NADA Foundation outlines plans for major workforce initiative

TYSONS, Va. - 

Last fall, a robust research project involving Cox Automotive and Hireology uncovered how much personnel turnover costs dealerships as well as what characteristics stores should seek in new employees.

Now, the National Automobile Dealers Association is strengthening its efforts to help dealerships stabilize and strengthen their human resources.

On Friday, the NADA Foundation’s Board of Trustees has approved plans and funding for a largescale workforce initiative to promote the value of dealership jobs, especially service technicians, in the automotive retail industry.

The initiative — which will include a new NADA Foundation website, videos, digital and social media content, and outreach to opinion leaders — will be developed in 2018 and launched at the 2019 NADA Show in San Francisco.

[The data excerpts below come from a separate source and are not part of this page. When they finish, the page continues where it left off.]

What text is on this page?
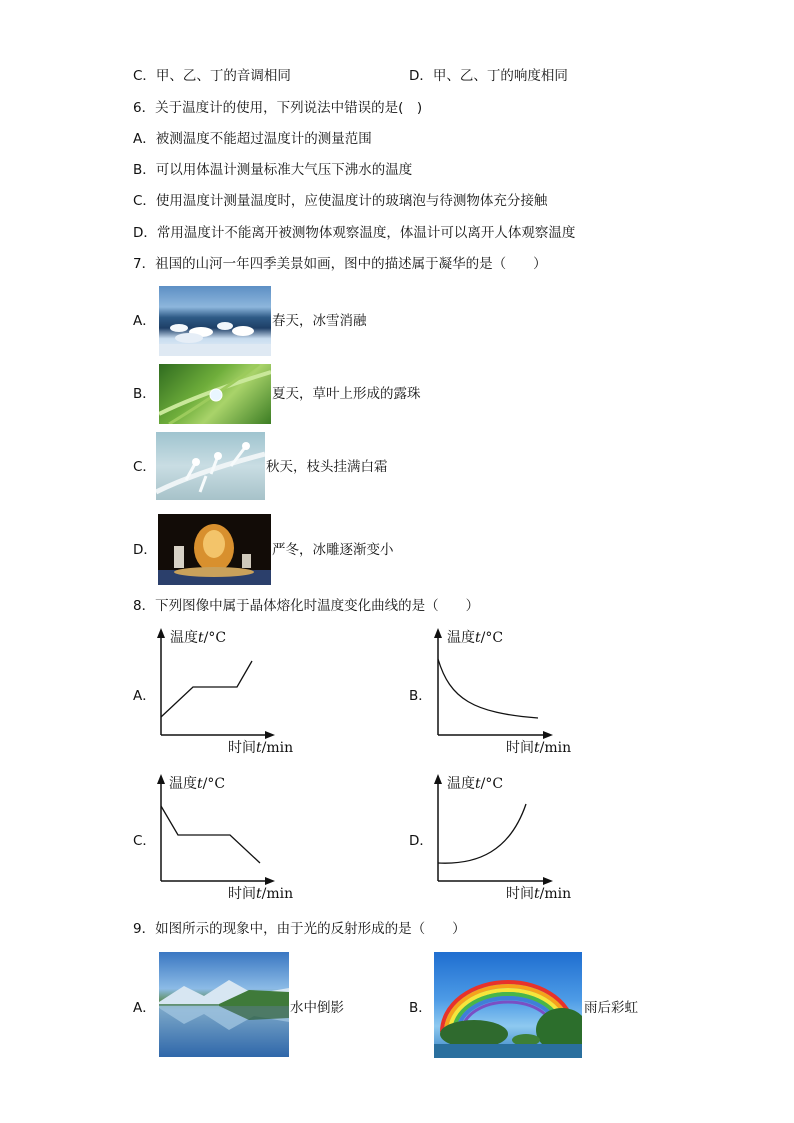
C．甲、乙、丁的音调相同	D．甲、乙、丁的响度相同
6．关于温度计的使用，下列说法中错误的是(　)
A．被测温度不能超过温度计的测量范围
B．可以用体温计测量标准大气压下沸水的温度
C．使用温度计测量温度时，应使温度计的玻璃泡与待测物体充分接触
D．常用温度计不能离开被测物体观察温度，体温计可以离开人体观察温度
7．祖国的山河一年四季美景如画，图中的描述属于凝华的是（　　）
A．	春天，冰雪消融
B．	夏天，草叶上形成的露珠
C．	秋天，枝头挂满白霜
D．	严冬，冰雕逐渐变小
8．下列图像中属于晶体熔化时温度变化曲线的是（　　）
A．
温度t/°C
时间t/min
B．
温度t/°C
时间t/min
C．
温度t/°C
时间t/min
D．
温度t/°C
时间t/min
9．如图所示的现象中，由于光的反射形成的是（　　）
A．	水中倒影	B．	雨后彩虹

The Foundation will also begin fundraising for the initiative in 2019.

“Local dealerships provide more than a million good-paying jobs in sales, management and service, which benefit communities everywhere,” said NADA Foundation chairman Annette Sykora, who is the dealer principal of Smith South Plains Ford and Lincoln in Levelland, Texas, and a former NADA chairman.

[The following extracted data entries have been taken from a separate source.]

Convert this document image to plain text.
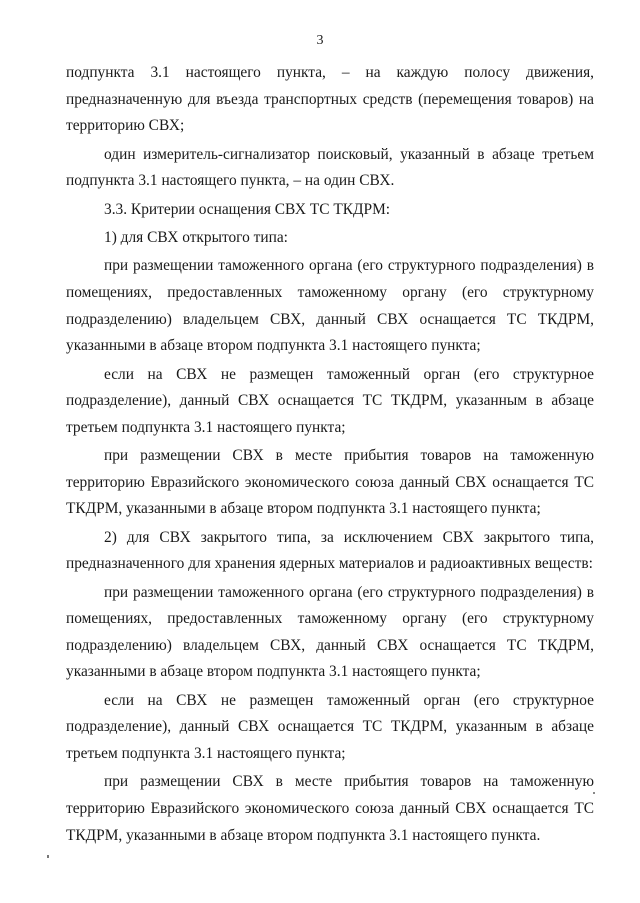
3

подпункта 3.1 настоящего пункта, – на каждую полосу движения, предназначенную для въезда транспортных средств (перемещения товаров) на территорию СВХ;

один измеритель-сигнализатор поисковый, указанный в абзаце третьем подпункта 3.1 настоящего пункта, – на один СВХ.

3.3. Критерии оснащения СВХ ТС ТКДРМ:

1) для СВХ открытого типа:

при размещении таможенного органа (его структурного подразделения) в помещениях, предоставленных таможенному органу (его структурному подразделению) владельцем СВХ, данный СВХ оснащается ТС ТКДРМ, указанными в абзаце втором подпункта 3.1 настоящего пункта;

если на СВХ не размещен таможенный орган (его структурное подразделение), данный СВХ оснащается ТС ТКДРМ, указанным в абзаце третьем подпункта 3.1 настоящего пункта;

при размещении СВХ в месте прибытия товаров на таможенную территорию Евразийского экономического союза данный СВХ оснащается ТС ТКДРМ, указанными в абзаце втором подпункта 3.1 настоящего пункта;

2) для СВХ закрытого типа, за исключением СВХ закрытого типа, предназначенного для хранения ядерных материалов и радиоактивных веществ:

при размещении таможенного органа (его структурного подразделения) в помещениях, предоставленных таможенному органу (его структурному подразделению) владельцем СВХ, данный СВХ оснащается ТС ТКДРМ, указанными в абзаце втором подпункта 3.1 настоящего пункта;

если на СВХ не размещен таможенный орган (его структурное подразделение), данный СВХ оснащается ТС ТКДРМ, указанным в абзаце третьем подпункта 3.1 настоящего пункта;

при размещении СВХ в месте прибытия товаров на таможенную территорию Евразийского экономического союза данный СВХ оснащается ТС ТКДРМ, указанными в абзаце втором подпункта 3.1 настоящего пункта.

“And the future of our industry is the dealership workforce,” Sykora continued. “Considering the shortages that dealerships now face, especially in recruiting, training and retaining technicians, the time is now for our Foundation to educate America on the value of these jobs to workers and local communities.”

 The NADA Foundation developed the framework for its workforce initiative over the course of 2017, after identifying the great need to harmonize efforts from automakers, training centers, and dealerships — especially on recruiting technicians.

There is currently very little brand-neutral information on training centers, according to Jonathan Collegio, NADA’s senior vice president of public affairs, whose department administers the NADA Foundation.

“What we found are a lot of competing silos that don’t appear to be talking to each other, which makes getting into a technician career unduly burdensome on potential recruits,” Collegio said. “It is incredibly difficult for someone interested in a technician career to find clear information about the benefits of a technician career, and how to gain the training and certifications necessary. We plan to provide compelling information on these good-paying careers at dealerships.”

Collegio cited competing information on training centers as a major hindrance to recruiting, as OEMs often only refer to training centers they are partnered with, while ignoring other programs. For example, on its website, one major automaker references its Baltimore and Chesapeake, Va., T-10 training centers, but ignores a major training center near Washington, D.C., because it is not associated with that automaker.

"A potential recruit in the Washington, D.C., area may therefore not know there is a training center nearby," NADA said.

There is also a lack of targeted messaging and marketing to promote the careers, which Collegio says the NADA Foundation will address in its marketing efforts.

As NADA ramps up its efforts, one of the orchestrators of the research from Cox Automotive is upbeat about dealerships’ potential workforce.

“My hope by conducting this research is we’ll be able to change people’s opinion about what it’s like to work in the automotive industry, in particular, dealerships,” said Isabelle Helms, vice president of research and market intelligence at Cox Automotive, at the time the research initially was released.

“It’s an exciting new world. The world at dealerships is changing significantly. We need the next generation of workers to embrace looking at this industry differently,” Helms added.